I walk the signposted footpad that skirts round the western edge of Longstanton. On the map it leads through open fields but I find myself channeled through a new toy-town estate of cheek-by-jowl ‘executive’ homes that looks like the set of a soap. But I do see here a single white or pied wagtail (not easy to tell apart), the first of the season, a bird that seems especially fond of tarmac and car parks. Outside the village, I turn south and head back through a herbicidal ‘golf academy’ comprising weed-free fairways  and immaculate greens inhabited by small groups of males in spring plumage. They go in for some interesting rituals and rules of etiquette that I would like to check out but the distant thwack of club against ball sends me running for cover.

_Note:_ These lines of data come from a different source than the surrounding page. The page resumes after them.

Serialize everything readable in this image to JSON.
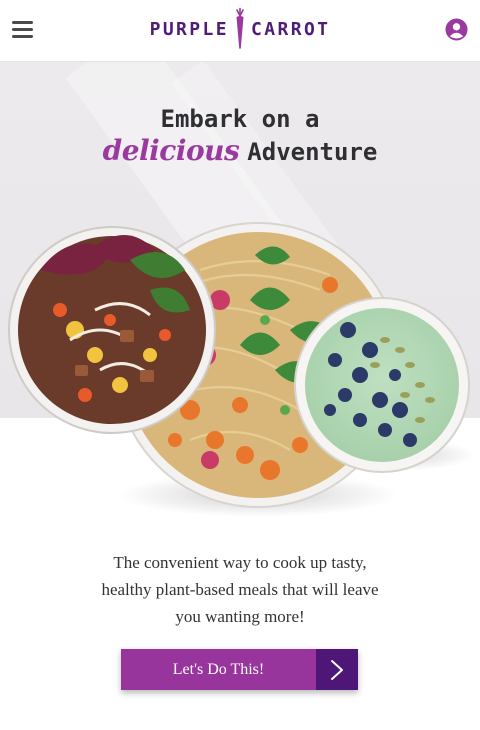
{
  "header": {
    "logo_left": "PURPLE",
    "logo_right": "CARROT",
    "menu_icon": "hamburger-menu-icon",
    "account_icon": "user-account-icon"
  },
  "hero": {
    "headline_line1": "Embark on a",
    "headline_script": "delicious",
    "headline_rest": "Adventure",
    "image": "three bowls of plant-based meals: salad bowl, noodle bowl, blueberry smoothie bowl"
  },
  "tagline": "The convenient way to cook up tasty, healthy plant-based meals that will leave you wanting more!",
  "cta": {
    "label": "Let's Do This!",
    "icon": "chevron-right-icon"
  },
  "colors": {
    "brand_purple": "#4e1d78",
    "accent_purple": "#97359c",
    "dark_purple": "#4e1677",
    "hero_bg": "#eceaec"
  }
}
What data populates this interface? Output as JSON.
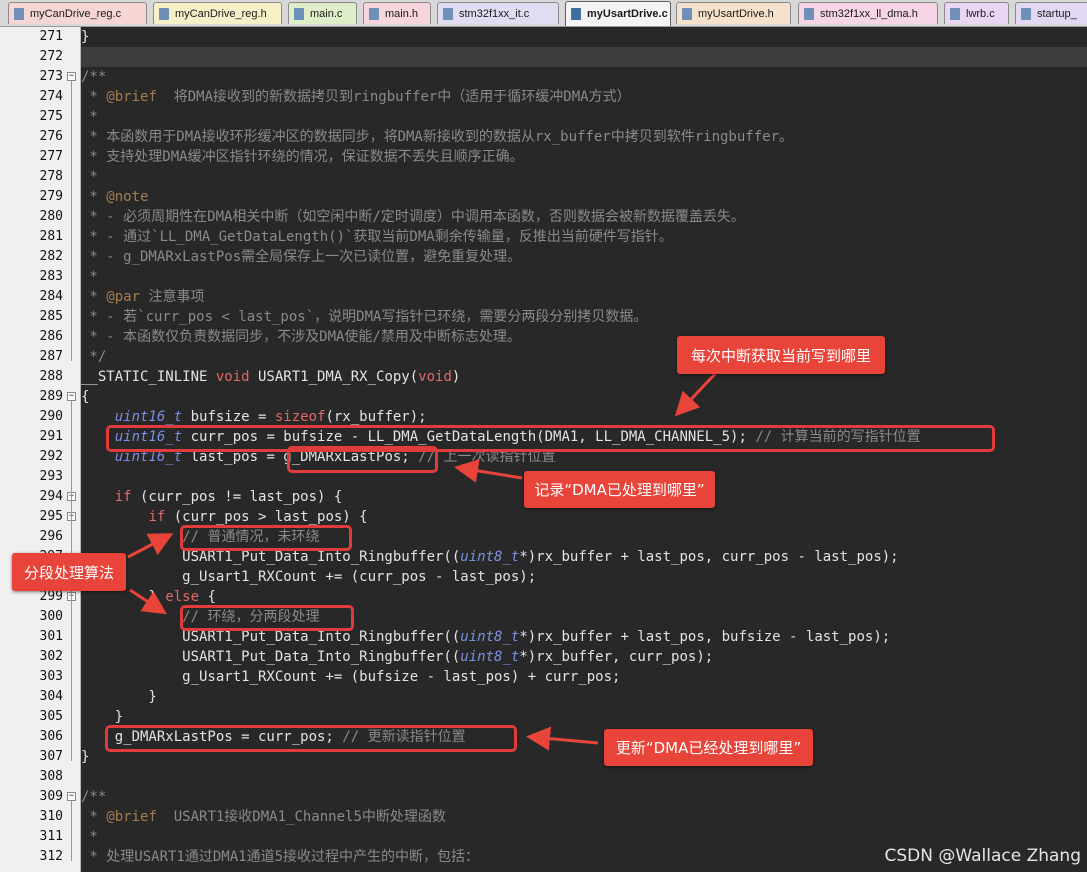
{
  "tabs": [
    {
      "label": "myCanDrive_reg.c",
      "icon": "c-file-icon",
      "color": "#f6d5d5",
      "active": false
    },
    {
      "label": "myCanDrive_reg.h",
      "icon": "h-file-icon",
      "color": "#f6f0c8",
      "active": false
    },
    {
      "label": "main.c",
      "icon": "c-file-icon",
      "color": "#dfeec8",
      "active": false
    },
    {
      "label": "main.h",
      "icon": "h-file-icon",
      "color": "#f6d5dc",
      "active": false
    },
    {
      "label": "stm32f1xx_it.c",
      "icon": "c-file-icon",
      "color": "#e2dcf2",
      "active": false
    },
    {
      "label": "myUsartDrive.c",
      "icon": "c-file-icon",
      "color": "#d8ecec",
      "active": true
    },
    {
      "label": "myUsartDrive.h",
      "icon": "h-file-icon",
      "color": "#f6e2cc",
      "active": false
    },
    {
      "label": "stm32f1xx_ll_dma.h",
      "icon": "h-file-icon",
      "color": "#f6d5e6",
      "active": false
    },
    {
      "label": "lwrb.c",
      "icon": "c-file-icon",
      "color": "#ead5f2",
      "active": false
    },
    {
      "label": "startup_",
      "icon": "asm-file-icon",
      "color": "#e2d8f2",
      "active": false
    }
  ],
  "line_numbers": [
    "271",
    "272",
    "273",
    "274",
    "275",
    "276",
    "277",
    "278",
    "279",
    "280",
    "281",
    "282",
    "283",
    "284",
    "285",
    "286",
    "287",
    "288",
    "289",
    "290",
    "291",
    "292",
    "293",
    "294",
    "295",
    "296",
    "297",
    "298",
    "299",
    "300",
    "301",
    "302",
    "303",
    "304",
    "305",
    "306",
    "307",
    "308",
    "309",
    "310",
    "311",
    "312"
  ],
  "code_lines": [
    "}",
    "",
    "/**",
    " * @brief  将DMA接收到的新数据拷贝到ringbuffer中（适用于循环缓冲DMA方式）",
    " *",
    " * 本函数用于DMA接收环形缓冲区的数据同步，将DMA新接收到的数据从rx_buffer中拷贝到软件ringbuffer。",
    " * 支持处理DMA缓冲区指针环绕的情况，保证数据不丢失且顺序正确。",
    " *",
    " * @note",
    " * - 必须周期性在DMA相关中断（如空闲中断/定时调度）中调用本函数，否则数据会被新数据覆盖丢失。",
    " * - 通过`LL_DMA_GetDataLength()`获取当前DMA剩余传输量，反推出当前硬件写指针。",
    " * - g_DMARxLastPos需全局保存上一次已读位置，避免重复处理。",
    " *",
    " * @par 注意事项",
    " * - 若`curr_pos < last_pos`，说明DMA写指针已环绕，需要分两段分别拷贝数据。",
    " * - 本函数仅负责数据同步，不涉及DMA使能/禁用及中断标志处理。",
    " */",
    "__STATIC_INLINE void USART1_DMA_RX_Copy(void)",
    "{",
    "    uint16_t bufsize = sizeof(rx_buffer);",
    "    uint16_t curr_pos = bufsize - LL_DMA_GetDataLength(DMA1, LL_DMA_CHANNEL_5); // 计算当前的写指针位置",
    "    uint16_t last_pos = g_DMARxLastPos; // 上一次读指针位置",
    "",
    "    if (curr_pos != last_pos) {",
    "        if (curr_pos > last_pos) {",
    "            // 普通情况，未环绕",
    "            USART1_Put_Data_Into_Ringbuffer((uint8_t*)rx_buffer + last_pos, curr_pos - last_pos);",
    "            g_Usart1_RXCount += (curr_pos - last_pos);",
    "        } else {",
    "            // 环绕，分两段处理",
    "            USART1_Put_Data_Into_Ringbuffer((uint8_t*)rx_buffer + last_pos, bufsize - last_pos);",
    "            USART1_Put_Data_Into_Ringbuffer((uint8_t*)rx_buffer, curr_pos);",
    "            g_Usart1_RXCount += (bufsize - last_pos) + curr_pos;",
    "        }",
    "    }",
    "    g_DMARxLastPos = curr_pos; // 更新读指针位置",
    "}",
    "",
    "/**",
    " * @brief  USART1接收DMA1_Channel5中断处理函数",
    " *",
    " * 处理USART1通过DMA1通道5接收过程中产生的中断，包括："
  ],
  "annotations": {
    "callout_1": "每次中断获取当前写到哪里",
    "callout_2": "记录“DMA已处理到哪里”",
    "callout_3": "分段处理算法",
    "callout_4": "更新“DMA已经处理到哪里”"
  },
  "watermark": "CSDN @Wallace Zhang",
  "colors": {
    "annotation": "#e8443a",
    "editor_bg": "#282828",
    "gutter_bg": "#f0f0f0"
  }
}
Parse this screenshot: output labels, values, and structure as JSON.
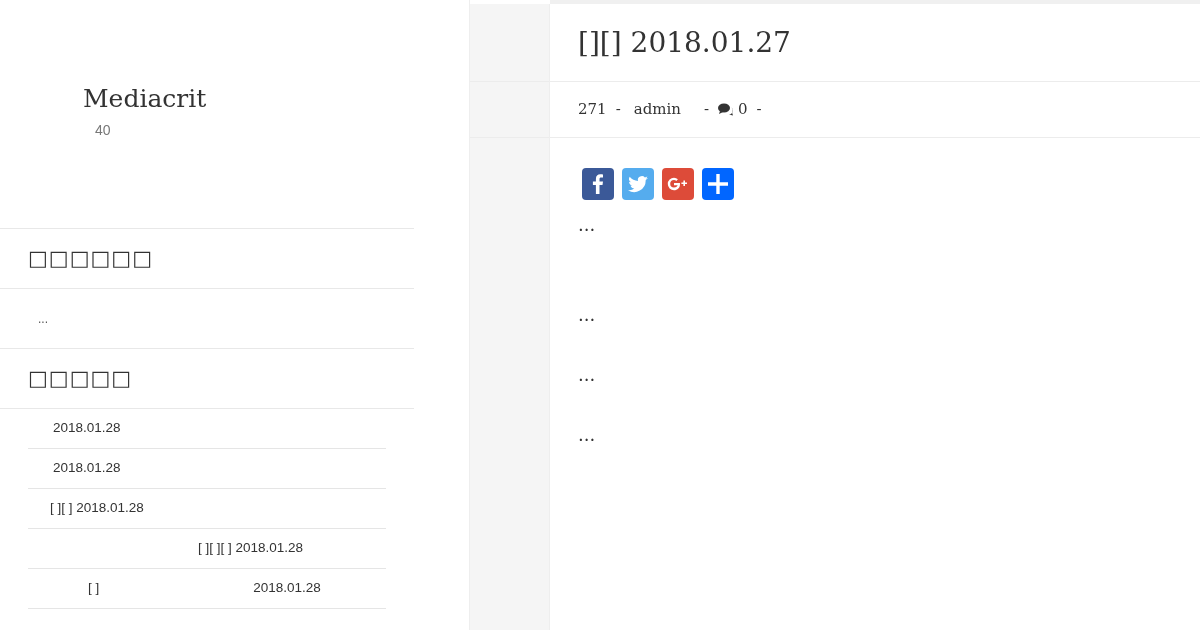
{
  "site": {
    "title": "Mediacrit",
    "tagline": "40"
  },
  "widgets": [
    {
      "kind": "text",
      "heading": "□□□□□□",
      "text": "..."
    },
    {
      "kind": "posts",
      "heading": "□□□□□",
      "rows": [
        {
          "texts": [
            "2018.01.28"
          ]
        },
        {
          "texts": [
            "2018.01.28"
          ]
        },
        {
          "texts": [
            "[ ][ ] 2018.01.28"
          ]
        },
        {
          "texts": [
            "[ ][ ][ ] 2018.01.28"
          ]
        },
        {
          "texts": [
            "[ ]",
            "2018.01.28"
          ]
        }
      ]
    }
  ],
  "post": {
    "title": "[][] 2018.01.27",
    "meta": {
      "views": "271",
      "author": "admin",
      "comments": "0",
      "separators": [
        "-",
        "-",
        "-"
      ]
    },
    "share": [
      {
        "kind": "facebook",
        "color": "#3b5998"
      },
      {
        "kind": "twitter",
        "color": "#55acee"
      },
      {
        "kind": "google",
        "color": "#dd4b39"
      },
      {
        "kind": "share",
        "color": "#0166ff"
      }
    ],
    "paragraphs": [
      "...",
      "...",
      "...",
      "..."
    ]
  }
}
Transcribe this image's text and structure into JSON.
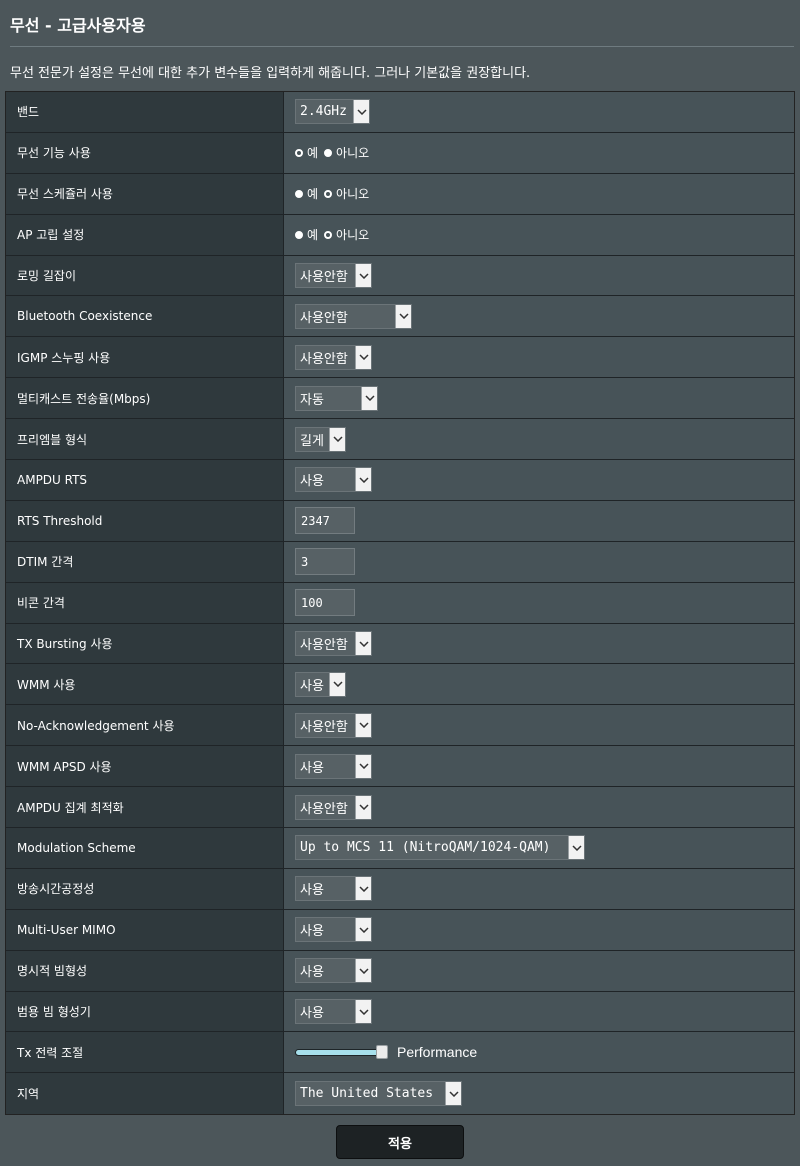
{
  "header": {
    "title": "무선 - 고급사용자용",
    "description": "무선 전문가 설정은 무선에 대한 추가 변수들을 입력하게 해줍니다. 그러나 기본값을 권장합니다."
  },
  "settings": {
    "band": {
      "label": "밴드",
      "value": "2.4GHz"
    },
    "enable_radio": {
      "label": "무선 기능 사용",
      "options": [
        "예",
        "아니오"
      ],
      "selected": "예"
    },
    "wireless_scheduler": {
      "label": "무선 스케쥴러 사용",
      "options": [
        "예",
        "아니오"
      ],
      "selected": "아니오"
    },
    "ap_isolation": {
      "label": "AP 고립 설정",
      "options": [
        "예",
        "아니오"
      ],
      "selected": "아니오"
    },
    "roaming_assistant": {
      "label": "로밍 길잡이",
      "value": "사용안함"
    },
    "bluetooth_coexistence": {
      "label": "Bluetooth Coexistence",
      "value": "사용안함"
    },
    "igmp_snooping": {
      "label": "IGMP 스누핑 사용",
      "value": "사용안함"
    },
    "multicast_rate": {
      "label": "멀티캐스트 전송율(Mbps)",
      "value": "자동"
    },
    "preamble_type": {
      "label": "프리엠블 형식",
      "value": "길게"
    },
    "ampdu_rts": {
      "label": "AMPDU RTS",
      "value": "사용"
    },
    "rts_threshold": {
      "label": "RTS Threshold",
      "value": "2347"
    },
    "dtim_interval": {
      "label": "DTIM 간격",
      "value": "3"
    },
    "beacon_interval": {
      "label": "비콘 간격",
      "value": "100"
    },
    "tx_bursting": {
      "label": "TX Bursting 사용",
      "value": "사용안함"
    },
    "wmm": {
      "label": "WMM 사용",
      "value": "사용"
    },
    "no_ack": {
      "label": "No-Acknowledgement 사용",
      "value": "사용안함"
    },
    "wmm_apsd": {
      "label": "WMM APSD 사용",
      "value": "사용"
    },
    "ampdu_aggregation": {
      "label": "AMPDU 집계 최적화",
      "value": "사용안함"
    },
    "modulation_scheme": {
      "label": "Modulation Scheme",
      "value": "Up to MCS 11 (NitroQAM/1024-QAM)"
    },
    "airtime_fairness": {
      "label": "방송시간공정성",
      "value": "사용"
    },
    "mu_mimo": {
      "label": "Multi-User MIMO",
      "value": "사용"
    },
    "explicit_beamforming": {
      "label": "명시적 빔형성",
      "value": "사용"
    },
    "universal_beamforming": {
      "label": "범용 빔 형성기",
      "value": "사용"
    },
    "tx_power": {
      "label": "Tx 전력 조절",
      "level_fraction": 1.0,
      "value_label": "Performance"
    },
    "region": {
      "label": "지역",
      "value": "The United States"
    }
  },
  "actions": {
    "apply_label": "적용"
  },
  "colors": {
    "background": "#4c565a",
    "label_cell": "#2f393d",
    "value_cell": "#475358",
    "slider_fill": "#a7e0ec",
    "apply_button": "#1d2224"
  }
}
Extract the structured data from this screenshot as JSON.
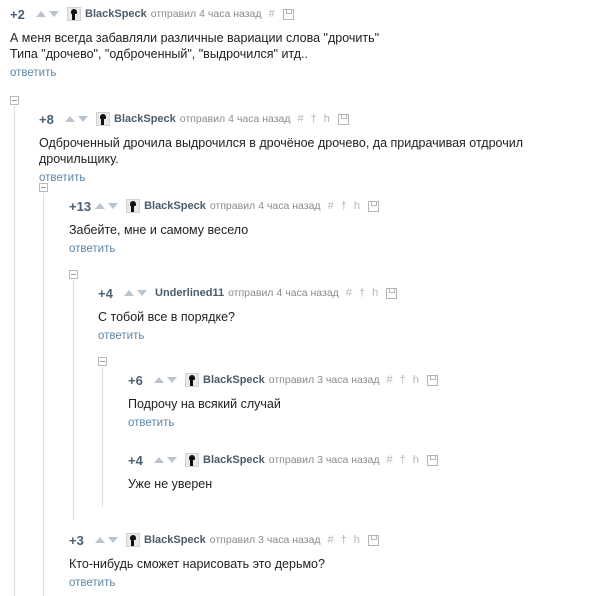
{
  "labels": {
    "meta_prefix": "отправил",
    "reply": "ответить"
  },
  "comments": [
    {
      "rating": "+2",
      "author": "BlackSpeck",
      "time": "4 часа назад",
      "lines": [
        "А меня всегда забавляли различные вариации слова \"дрочить\"",
        "Типа \"дрочево\", \"одброченный\", \"выдрочился\" итд.."
      ]
    },
    {
      "rating": "+8",
      "author": "BlackSpeck",
      "time": "4 часа назад",
      "lines": [
        "Одброченный дрочила выдрочился в дрочёное дрочево, да придрачивая отдрочил дрочильщику."
      ]
    },
    {
      "rating": "+13",
      "author": "BlackSpeck",
      "time": "4 часа назад",
      "lines": [
        "Забейте, мне и самому весело"
      ]
    },
    {
      "rating": "+4",
      "author": "Underlined11",
      "time": "4 часа назад",
      "lines": [
        "С тобой все в порядке?"
      ]
    },
    {
      "rating": "+6",
      "author": "BlackSpeck",
      "time": "3 часа назад",
      "lines": [
        "Подрочу на всякий случай"
      ]
    },
    {
      "rating": "+4",
      "author": "BlackSpeck",
      "time": "3 часа назад",
      "lines": [
        "Уже не уверен"
      ]
    },
    {
      "rating": "+3",
      "author": "BlackSpeck",
      "time": "3 часа назад",
      "lines": [
        "Кто-нибудь сможет нарисовать это дерьмо?"
      ]
    }
  ],
  "icons": {
    "link": "#",
    "parent": "†",
    "branch": "h"
  }
}
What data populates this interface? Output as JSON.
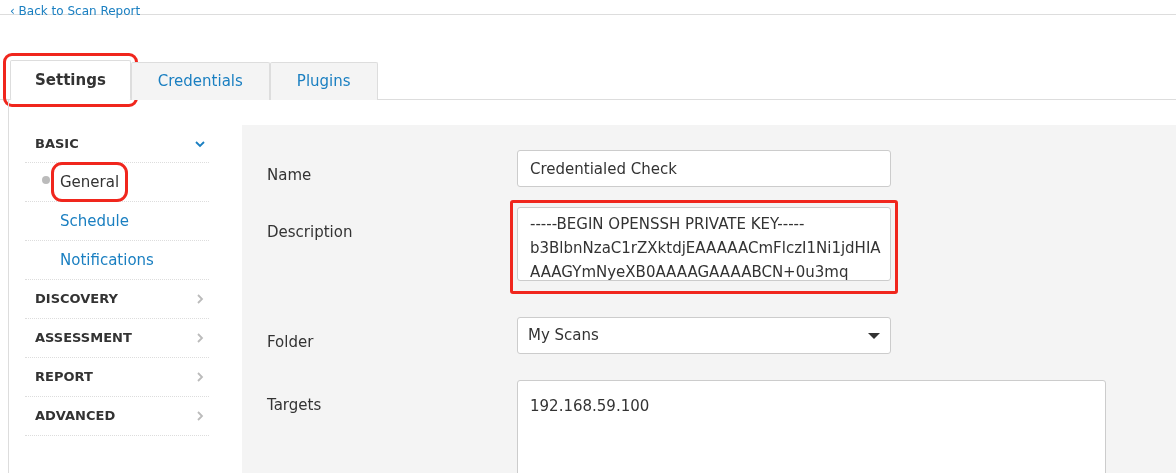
{
  "back_link": "‹ Back to Scan Report",
  "tabs": [
    {
      "label": "Settings",
      "selected": true,
      "highlighted": true
    },
    {
      "label": "Credentials",
      "selected": false,
      "highlighted": false
    },
    {
      "label": "Plugins",
      "selected": false,
      "highlighted": false
    }
  ],
  "sidebar": {
    "sections": [
      {
        "label": "BASIC",
        "expanded": true,
        "items": [
          {
            "label": "General",
            "selected": true,
            "highlighted": true
          },
          {
            "label": "Schedule",
            "selected": false,
            "highlighted": false
          },
          {
            "label": "Notifications",
            "selected": false,
            "highlighted": false
          }
        ]
      },
      {
        "label": "DISCOVERY",
        "expanded": false
      },
      {
        "label": "ASSESSMENT",
        "expanded": false
      },
      {
        "label": "REPORT",
        "expanded": false
      },
      {
        "label": "ADVANCED",
        "expanded": false
      }
    ]
  },
  "form": [
    {
      "kind": "text",
      "label": "Name",
      "value": "Credentialed Check"
    },
    {
      "kind": "textarea",
      "label": "Description",
      "value": "-----BEGIN OPENSSH PRIVATE KEY-----\nb3BlbnNzaC1rZXktdjEAAAAACmFlczI1Ni1jdHIA\nAAAGYmNyeXB0AAAAGAAAABCN+0u3mq",
      "highlighted": true
    },
    {
      "kind": "select",
      "label": "Folder",
      "value": "My Scans"
    },
    {
      "kind": "targets",
      "label": "Targets",
      "value": "192.168.59.100"
    }
  ]
}
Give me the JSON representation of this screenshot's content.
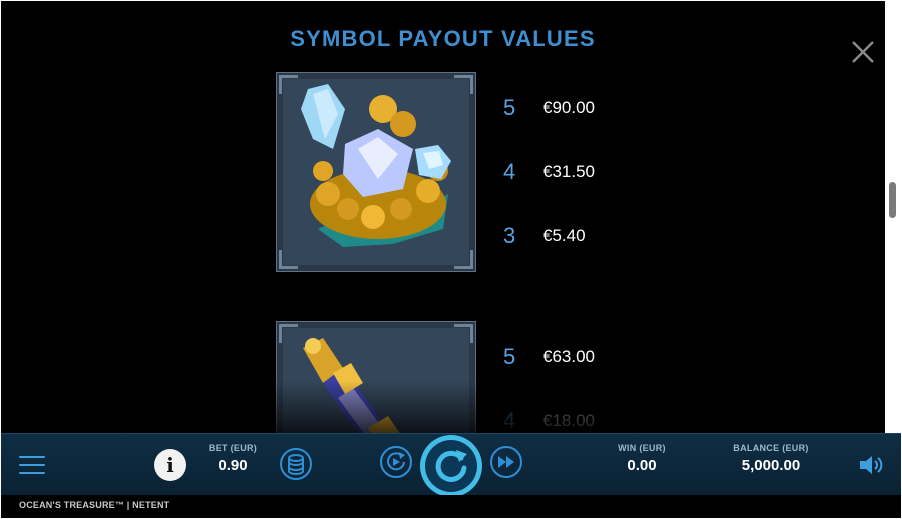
{
  "panel": {
    "title": "SYMBOL PAYOUT VALUES",
    "close_icon": "close-icon"
  },
  "symbols": [
    {
      "name": "crystal-gold-treasure",
      "payouts": [
        {
          "count": "5",
          "value": "€90.00"
        },
        {
          "count": "4",
          "value": "€31.50"
        },
        {
          "count": "3",
          "value": "€5.40"
        }
      ]
    },
    {
      "name": "golden-telescope",
      "payouts": [
        {
          "count": "5",
          "value": "€63.00"
        },
        {
          "count": "4",
          "value": "€18.00"
        }
      ]
    }
  ],
  "bottom_bar": {
    "menu_icon": "hamburger-menu-icon",
    "info_label": "i",
    "bet_label": "BET (EUR)",
    "bet_value": "0.90",
    "coin_icon": "coin-stack-icon",
    "autoplay_icon": "autoplay-icon",
    "spin_icon": "spin-icon",
    "turbo_icon": "fast-forward-icon",
    "win_label": "WIN (EUR)",
    "win_value": "0.00",
    "balance_label": "BALANCE (EUR)",
    "balance_value": "5,000.00",
    "sound_icon": "speaker-icon"
  },
  "footer": {
    "game_name": "OCEAN'S TREASURE™ | NETENT"
  },
  "colors": {
    "title_blue": "#3f8fd0",
    "count_blue": "#5aa3e3",
    "spin_cyan": "#41bde8",
    "bar_bg": "#0f2e44"
  }
}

A cold wind blows up and I have to button my coat. Horses in paddocks have thrown on yellow-checked blankets. In the meadow beside the Detention Centre ancient English longhorn cattle and their calves ruminate on the gathering storm while an even more ancient heron buffets into the headwind. A dark wave of cloud is rolling down from the north.

Nearer home a dozen swallows stitch the high air and a couple of all-dark swifts, devil-birds (Clare calls them develings), scythe through the gloom. They arrived in the village yesterday (my first sighting, at least), after their incredible 7000 mile migration from southern Africa, ahead of their u.t.a. (usual time of arrival) around 10th May. Ten days early! What does that mean? They are astonishing birds, not least because they eat, drink, preen, sleep, court, mate and gather nesting material on the wing, yes, in the air, only stopping to nest, lay and incubate once a year. A young swift, having fledged, may live in the sky for two or three years without perching once. It’s true. If they could lay eggs in the air and catch them, and cradle them till they hatch,  they will have broken free of the earth altogether.